Yes most believe that the age gap is a major factor, but it’s not the only factor and other changes may be helpful.
Yes if we teach are children better midos it will help.
All ideas will help!!!
So if we stop criticizing others ideas and possibly take out a point or two of what they are saying, we can use all ideas to come up with a comprehensive multi faceted approach.
Which may fix or improve the situation.
One last thought.
I find it interesting to watch how families with girls and boys.
That when the boy is on the market they become almost nasty to the Shadchan and make girls wait for answers. Etc. etc.
But when the daughter is on the market, they get frustrated by the midos of the boys side.
Orthodox Jews in the NYC area (which includes Lakewood) seem to be generally extremely generous philanthropists, particularly for causes that involve their communities. What about providing a financial incentive for young men to marry young women their age? Likely, the money would be much appreciated by a young couple to the extent that it would serve as an effective incentive.
Would be a great idea if they would fund full time shadchanim paid by the hour and by the shiddich they make
The big shadchanim work 24/7/365, and aren’t out there complaining about their own finances. They’re even out there collecting funds for those that don’t have to make a chasuna or pay a nadin. Learn the facts of these hard working people. Learn how they are almost never sitting at a dinner table, because they are busy trying to make another shidduch. And another. And another.
Simple solution: To help with all the singles TODAY, I think all boys and girls need to date someone within two years of their age. This will help the older girls find someone. I hate when a 25 year old guy marries a 19 year old (heard it many times) Unfair to all the girls out there who aren’t expected to marry a guy 6 years younger than them.
Can one tell people who to marry? I think not. You could encourage and incentivize, but to dictate, particularly something as personal as marriage, would be a disservice to all.
Can boys be asked date in the beginning girls within a year of their age. This is much easier than changing the system. Boys would listen to their rosh yeshivos if asked to try that for their first year of dating.
The Shidduch Crisis seems akin to the Climate Change Crisis, both are ignoring that Hashem is in charge, and the solution to both is to radically change our way of lives to the detriment of us an our children, guaranteed in the latter and likely in the former.

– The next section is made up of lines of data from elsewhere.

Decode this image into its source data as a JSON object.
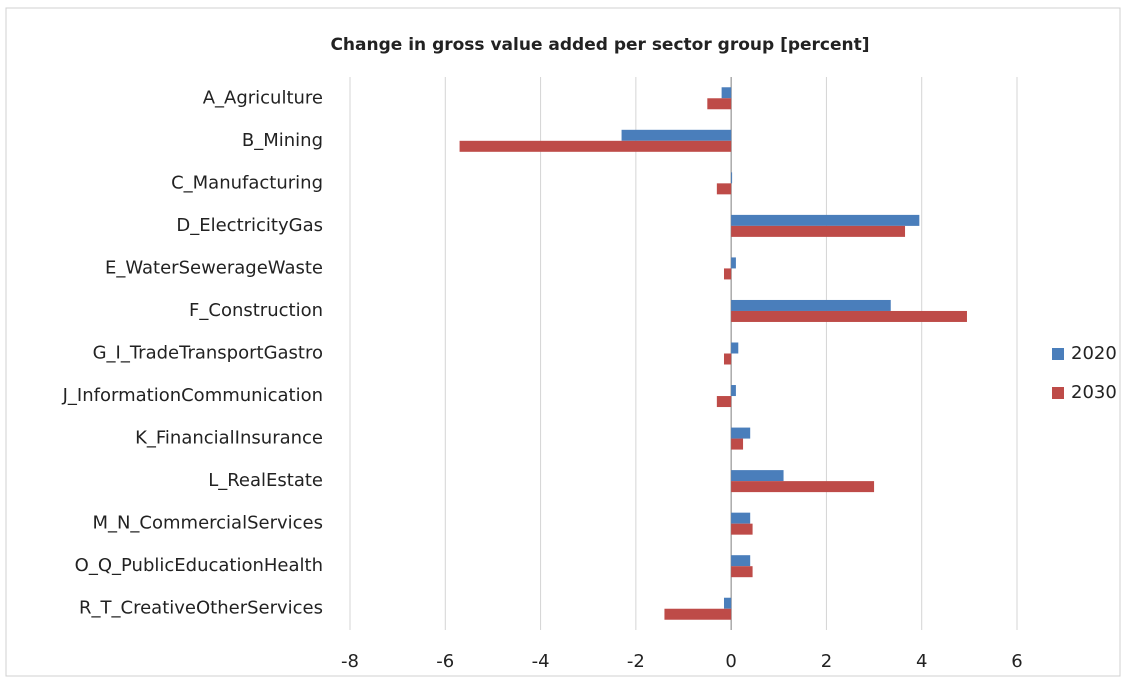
{
  "chart_data": {
    "type": "bar",
    "orientation": "horizontal",
    "title": "Change in gross value added per sector group [percent]",
    "categories": [
      "A_Agriculture",
      "B_Mining",
      "C_Manufacturing",
      "D_ElectricityGas",
      "E_WaterSewerageWaste",
      "F_Construction",
      "G_I_TradeTransportGastro",
      "J_InformationCommunication",
      "K_FinancialInsurance",
      "L_RealEstate",
      "M_N_CommercialServices",
      "O_Q_PublicEducationHealth",
      "R_T_CreativeOtherServices"
    ],
    "series": [
      {
        "name": "2020",
        "color": "#4a7ebb",
        "values": [
          -0.2,
          -2.3,
          0.02,
          3.95,
          0.1,
          3.35,
          0.15,
          0.1,
          0.4,
          1.1,
          0.4,
          0.4,
          -0.15
        ]
      },
      {
        "name": "2030",
        "color": "#be4b48",
        "values": [
          -0.5,
          -5.7,
          -0.3,
          3.65,
          -0.15,
          4.95,
          -0.15,
          -0.3,
          0.25,
          3.0,
          0.45,
          0.45,
          -1.4
        ]
      }
    ],
    "xlim": [
      -8,
      6
    ],
    "xticks": [
      -8,
      -6,
      -4,
      -2,
      0,
      2,
      4,
      6
    ],
    "grid": true,
    "legend": "right"
  }
}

Right. That’s not what gedolim like reb chaim said. But you know better.
Really, whatvexactly did Reb Chaim say?
In the 1800’s the Russian Czar caused many boys in their 30’s to never be able to marry, they were “chapped” and called the Cantonists, and they were never given a fair chance because nobody would think of taking them for their daughters and so they lived out their lives alone. Many claim that they know which Rebbe or Tzadik tore the Heavens to cancel this gezeirah back then, we don’t know, but we for sure know that all of the tzaddikim in the 1800’s would cry and pray that at least the next generation of boys should be spared.
Today there are many girls at the same age of 30 who were also never given a fair chance, they were not “chapped” just the opposite they were excluded for this reason or another, and today there simply are not enough boys for them. Unfortunately the situation is being perpetuated to the next generation, where the prospects for a 15 yr old girl of today are not much better then for those who are already at 30. The way the system works the numbers are just not there. Because the numbers are not parallel.
Finally people are screaming to pull the emergency brake.
And every bit helps. To date at 22 instead of 23 is a help. To come back from Eretz Yisroel even one zman earlier helps. To avoid the sub-zero helps.
Hopefully the trend can be reversed, and at least on the communal level this scorn can be eradicated from us. May the Ribbono Shel Olam help each and every individual boy and girl. And may we see the final Yeshua and Nechama soon in Yerushalayim.